Макферсон в это время полулежал на койке своего хозяина под фотографией не слишком красивой, но, видимо, весьма благонравной молодой леди; рядом красовалось цветное изображение другой леди, безусловно, далеко не столь благонравной, но зато весьма привлекательной на вид.
Кэннеди искоса поглядывал на гостя… так юн, а уже столь продвинут по службе! Уполномоченный толстяка! Говорят – его любимчик, чуть ли не дальний родственник. Гм! Да, это – марка! Это тебе не то, что болтаться всю жизнь на каком-нибудь проклятом «Сомареге» или «Зубийце!» [23]23
В британском флоте был в те дни миноносец «Zubian» («Зубиец»), составленный из носа «Зулу» и кормы «Нубийца».
[Закрыть]
Макферсон улыбнулся.
– О да, вы правы, старина! Война?! Нет, что вы, как можно! Разве это – война! Мы не воюем с Россией; мы только убиваем ее солдат. Мы даем оружие ее врагам. Мы заперли русские моря и топим красные корабли… Мы фотографируем их берега, ищем слабину в их обороне. Делается все, чтобы эта злосчастная страна погибла. Очень основательно делается, Кэннеди! Но… воевать? Ни под каким видом!.. Вам предстоит просто прогуляться вон туда, – он махнул рукой за иллюминатор, – и посмотреть, что творится между Лужской лубой и Копорским заливом… Для чего? Ну, с одной стороны, – из научных побуждений… Ах, конечно, я забыл!.. Прежде всего – из любви к русским: их там чрезмерно мучают большевики! Но, по правде говоря, Кэннеди, я возлагаю не слишком много надежд на эту нашу с вами совместную экскурсию…

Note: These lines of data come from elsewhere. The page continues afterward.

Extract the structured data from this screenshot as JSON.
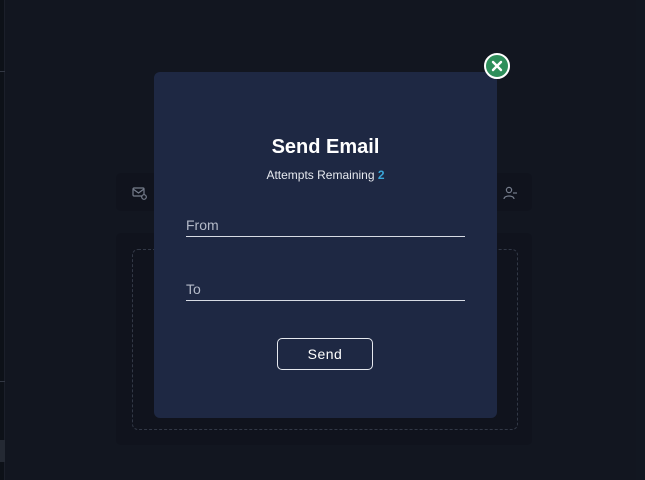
{
  "modal": {
    "title": "Send Email",
    "attempts_label": "Attempts Remaining",
    "attempts_count": "2",
    "from_placeholder": "From",
    "from_value": "",
    "to_placeholder": "To",
    "to_value": "",
    "send_label": "Send",
    "close_icon": "close-icon"
  },
  "background": {
    "toolbar_left_icon": "mail-settings-icon",
    "toolbar_right_icon": "user-remove-icon"
  },
  "colors": {
    "page_bg": "#141924",
    "modal_bg": "#1e2843",
    "close_green": "#2e8f5b",
    "accent_blue": "#3aa6d8"
  }
}
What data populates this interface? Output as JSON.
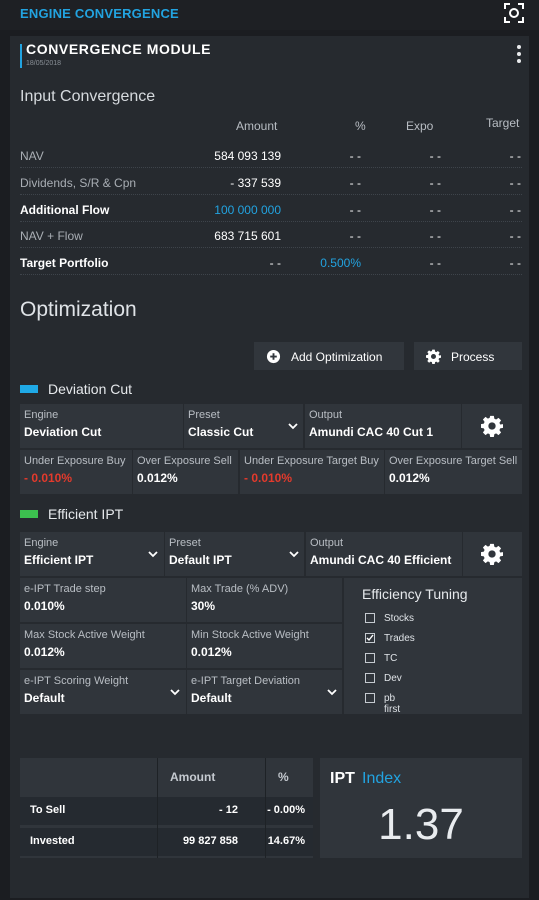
{
  "app": {
    "title": "ENGINE CONVERGENCE"
  },
  "module": {
    "title": "CONVERGENCE MODULE",
    "date": "18/05/2018"
  },
  "input_convergence": {
    "title": "Input Convergence",
    "columns": [
      "Amount",
      "%",
      "Expo",
      "Target"
    ],
    "rows": [
      {
        "label": "NAV",
        "amount": "584 093 139",
        "pct": "- -",
        "expo": "- -",
        "target": "- -"
      },
      {
        "label": "Dividends, S/R & Cpn",
        "amount": "- 337 539",
        "pct": "- -",
        "expo": "- -",
        "target": "- -"
      },
      {
        "label": "Additional Flow",
        "amount": "100 000 000",
        "pct": "- -",
        "expo": "- -",
        "target": "- -"
      },
      {
        "label": "NAV + Flow",
        "amount": "683 715 601",
        "pct": "- -",
        "expo": "- -",
        "target": "- -"
      },
      {
        "label": "Target Portfolio",
        "amount": "- -",
        "pct": "0.500%",
        "expo": "- -",
        "target": "- -"
      }
    ]
  },
  "optimization": {
    "title": "Optimization",
    "add_label": "Add Optimization",
    "process_label": "Process"
  },
  "deviation_cut": {
    "title": "Deviation Cut",
    "color": "#1fa9e6",
    "engine_label": "Engine",
    "engine_value": "Deviation Cut",
    "preset_label": "Preset",
    "preset_value": "Classic Cut",
    "output_label": "Output",
    "output_value": "Amundi CAC 40 Cut 1",
    "params": [
      {
        "label": "Under Exposure Buy",
        "value": "- 0.010%"
      },
      {
        "label": "Over Exposure Sell",
        "value": "0.012%"
      },
      {
        "label": "Under Exposure Target Buy",
        "value": "- 0.010%"
      },
      {
        "label": "Over Exposure Target Sell",
        "value": "0.012%"
      }
    ]
  },
  "efficient_ipt": {
    "title": "Efficient IPT",
    "color": "#3cc04f",
    "engine_label": "Engine",
    "engine_value": "Efficient IPT",
    "preset_label": "Preset",
    "preset_value": "Default IPT",
    "output_label": "Output",
    "output_value": "Amundi CAC 40 Efficient",
    "params": [
      {
        "label": "e-IPT Trade step",
        "value": "0.010%"
      },
      {
        "label": "Max Trade (% ADV)",
        "value": "30%"
      },
      {
        "label": "Max Stock Active Weight",
        "value": "0.012%"
      },
      {
        "label": "Min Stock Active Weight",
        "value": "0.012%"
      },
      {
        "label": "e-IPT Scoring Weight",
        "value": "Default"
      },
      {
        "label": "e-IPT Target Deviation",
        "value": "Default"
      }
    ],
    "tuning": {
      "title": "Efficiency Tuning",
      "options": [
        {
          "label": "Stocks",
          "checked": false
        },
        {
          "label": "Trades",
          "checked": true
        },
        {
          "label": "TC",
          "checked": false
        },
        {
          "label": "Dev",
          "checked": false
        },
        {
          "label": "pb first",
          "checked": false
        }
      ]
    }
  },
  "summary": {
    "columns": [
      "Amount",
      "%"
    ],
    "rows": [
      {
        "label": "To Sell",
        "amount": "- 12",
        "pct": "- 0.00%"
      },
      {
        "label": "Invested",
        "amount": "99 827 858",
        "pct": "14.67%"
      }
    ]
  },
  "ipt_index": {
    "label_a": "IPT",
    "label_b": "Index",
    "value": "1.37"
  }
}
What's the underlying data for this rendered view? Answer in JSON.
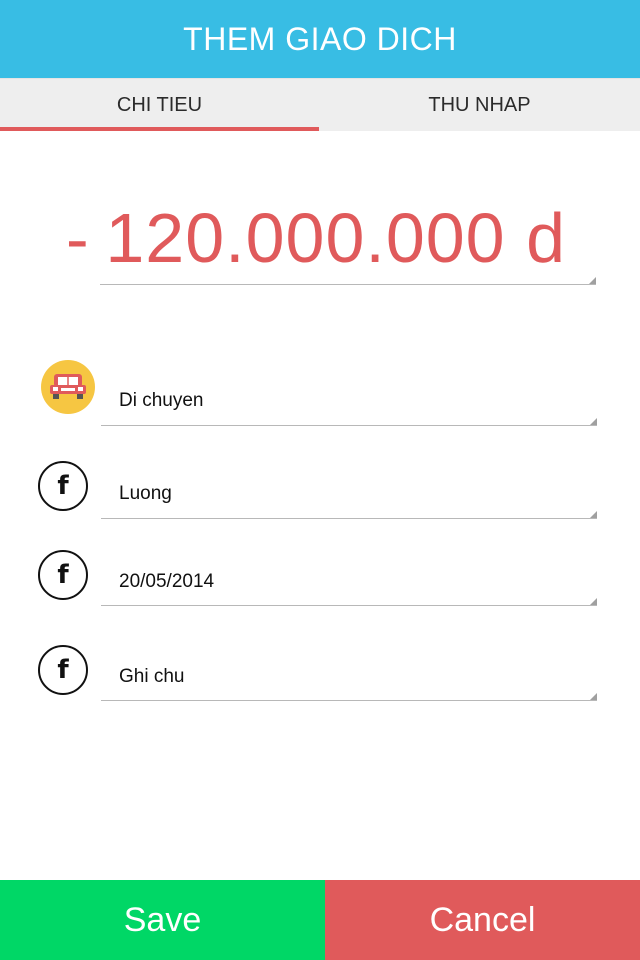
{
  "header": {
    "title": "THEM GIAO DICH"
  },
  "tabs": [
    {
      "label": "CHI TIEU",
      "active": true
    },
    {
      "label": "THU NHAP",
      "active": false
    }
  ],
  "amount": {
    "sign": "-",
    "value": "120.000.000 d"
  },
  "fields": [
    {
      "value": "Di chuyen",
      "icon": "car-icon"
    },
    {
      "value": "Luong",
      "icon": "facebook-icon"
    },
    {
      "value": "20/05/2014",
      "icon": "facebook-icon"
    },
    {
      "value": "Ghi chu",
      "icon": "facebook-icon"
    }
  ],
  "actions": {
    "save_label": "Save",
    "cancel_label": "Cancel"
  },
  "colors": {
    "header_bg": "#38bde4",
    "accent_red": "#e05a5b",
    "save_green": "#00d766",
    "tab_bg": "#eeeeee",
    "car_icon_bg": "#f6c642"
  }
}
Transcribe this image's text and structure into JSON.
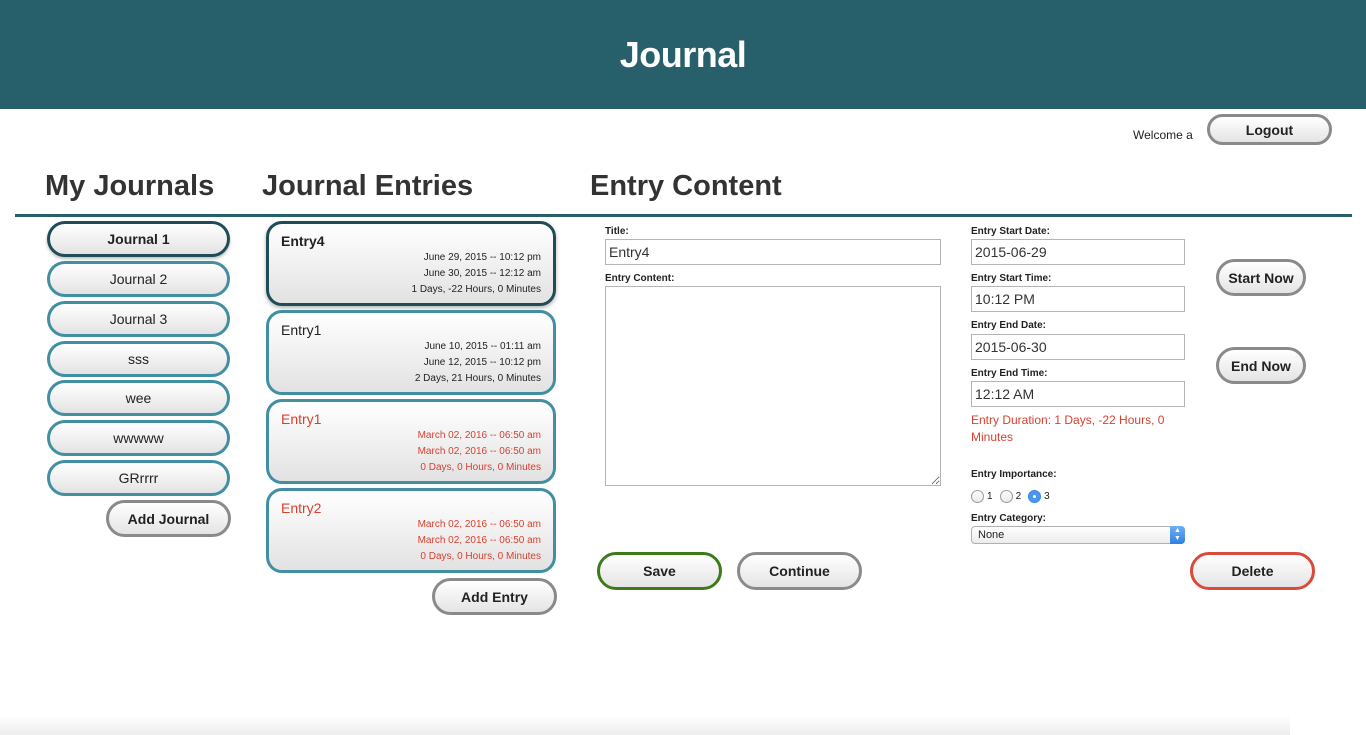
{
  "app": {
    "title": "Journal"
  },
  "user": {
    "welcome": "Welcome a",
    "logout_label": "Logout"
  },
  "journals": {
    "heading": "My Journals",
    "items": [
      {
        "label": "Journal 1",
        "active": true
      },
      {
        "label": "Journal 2"
      },
      {
        "label": "Journal 3"
      },
      {
        "label": "sss"
      },
      {
        "label": "wee"
      },
      {
        "label": "wwwww"
      },
      {
        "label": "GRrrrr"
      }
    ],
    "add_label": "Add Journal"
  },
  "entries": {
    "heading": "Journal Entries",
    "items": [
      {
        "title": "Entry4",
        "start": "June 29, 2015 -- 10:12 pm",
        "end": "June 30, 2015 -- 12:12 am",
        "duration": "1 Days, -22 Hours, 0 Minutes",
        "active": true
      },
      {
        "title": "Entry1",
        "start": "June 10, 2015 -- 01:11 am",
        "end": "June 12, 2015 -- 10:12 pm",
        "duration": "2 Days, 21 Hours, 0 Minutes"
      },
      {
        "title": "Entry1",
        "start": "March 02, 2016 -- 06:50 am",
        "end": "March 02, 2016 -- 06:50 am",
        "duration": "0 Days, 0 Hours, 0 Minutes",
        "highlight": "red"
      },
      {
        "title": "Entry2",
        "start": "March 02, 2016 -- 06:50 am",
        "end": "March 02, 2016 -- 06:50 am",
        "duration": "0 Days, 0 Hours, 0 Minutes",
        "highlight": "red"
      }
    ],
    "add_label": "Add Entry"
  },
  "content": {
    "heading": "Entry Content",
    "title_label": "Title:",
    "title_value": "Entry4",
    "content_label": "Entry Content:",
    "content_value": "",
    "start_date_label": "Entry Start Date:",
    "start_date_value": "2015-06-29",
    "start_time_label": "Entry Start Time:",
    "start_time_value": "10:12 PM",
    "end_date_label": "Entry End Date:",
    "end_date_value": "2015-06-30",
    "end_time_label": "Entry End Time:",
    "end_time_value": "12:12 AM",
    "duration_text": "Entry Duration: 1 Days, -22 Hours, 0 Minutes",
    "importance_label": "Entry Importance:",
    "importance_options": [
      "1",
      "2",
      "3"
    ],
    "importance_selected": "3",
    "category_label": "Entry Category:",
    "category_value": "None",
    "start_now_label": "Start Now",
    "end_now_label": "End Now",
    "save_label": "Save",
    "continue_label": "Continue",
    "delete_label": "Delete"
  },
  "colors": {
    "header": "#275f6a",
    "item_border": "#418fa0",
    "active_border": "#1f4d57",
    "alert": "#d9402e",
    "save_border": "#3e7a1a",
    "delete_border": "#d94a3a"
  }
}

– Хотел бы я знать, Макферсон, – проговорил несколько сбитый с толку офицер, – на что вы, чёрт вас возьми, возлагаете надежды? Вы – личность загадочная: лицо, уполномоченное высокими сферами, а говорите так, что…
– Так все говорят, Кэннеди, там, у нас… Он сам так говорит и так думает, мой патрон… Мы же с вами – не на митинге в Гайдпарке… Хотя нет: мы именно на таком митинге. Избиратель не хочет войны. Превосходно: ее и нет. Разве вы не видите?
Руководители политики желают, чтобы Россия перестала существовать… Ну что же? Вот для этого-то мы с вами… Я – циничен? Мы имеем право на цинизм, Кэннеди! А что до того, на что именно я возлагаю надежды, то, – он совсем откинулся на койке, потягиваясь, – вот что я вам весьма доверительно скажу. Там, в Кронштадте (мы оба офицеры флота его величества, Кэннеди!), верховной силой является маленький человек по фамилии Буткевич. Он – тоже офицер флота его величества, только не короля Британии, а императора России. Теперь он – начальник артиллерии Кронштадтской морской базы большевиков.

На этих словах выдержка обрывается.